Packaging
The Drive
The drive uses the M.2 2280 form factor, which makes it 22 mm wide and 80 mm long.
While most other M.2 NVMe SSDs transfer data over the PCI-Express 3.0 x4 interface, the Samsung 980 Pro connects to the host system over a PCI-Express 4.0 x4 interface, which doubles the theoretical bandwidth.
On the PCB, you'll find the controller, two flash chips, and one DRAM chip; the other side of the PCB is empty.
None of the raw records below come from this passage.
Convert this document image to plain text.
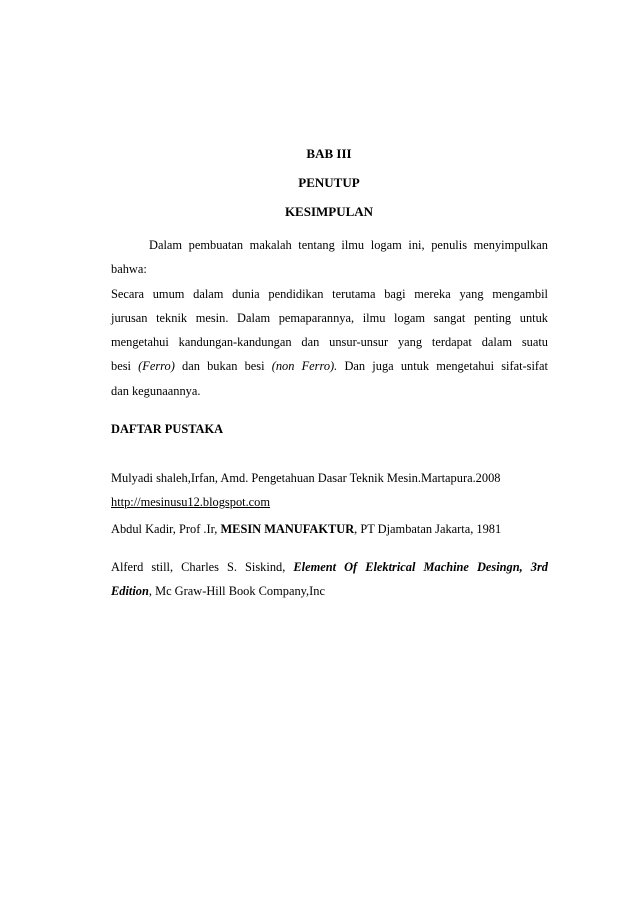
BAB III
PENUTUP
KESIMPULAN

Dalam pembuatan makalah tentang ilmu logam ini, penulis menyimpulkan

bahwa:

Secara umum dalam dunia pendidikan terutama bagi mereka yang mengambil

jurusan teknik mesin. Dalam pemaparannya, ilmu logam sangat penting untuk

mengetahui kandungan-kandungan dan unsur-unsur yang terdapat dalam suatu

besi (Ferro) dan bukan besi (non Ferro). Dan juga untuk mengetahui sifat-sifat

dan kegunaannya.

DAFTAR PUSTAKA
Mulyadi shaleh,Irfan, Amd. Pengetahuan Dasar Teknik Mesin.Martapura.2008
http://mesinusu12.blogspot.com
Abdul Kadir, Prof .Ir, MESIN MANUFAKTUR, PT Djambatan Jakarta, 1981
Alferd still, Charles S. Siskind, Element Of Elektrical Machine Desingn, 3rd
Edition, Mc Graw-Hill Book Company,Inc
Samsung has put a little copper foil on the back of the SSD it calls "a heat spreader label to deliver effective thermal control of the NAND chip." Yeah, not really, I doubt it makes any significant difference. It certainly doesn't have much thermal capacity simply because it has so little mass. Also, the hottest component of the drive is the controller chip, not the flash, so the label isn't positioned correctly.
Chip Component Analysis
This is Samsung's new PCIe Gen 4 controller called "Elpis." It is produced on a 8 nm production process in Samsung's foundries, same as NVIDIA's Ampere GPUs. Compared to previous controllers, Elpis can process 128 queues at the same time (Phoenix had 32, UBX only 8).
The two flash chips are Samsung TLC V-NAND v6, which has between 110 and 136 layers. Each chip has a capacity of 512 GB.
A Samsung LPDDR4 chip provides 1 GB of fast DRAM storage for the controller to store the mapping tables.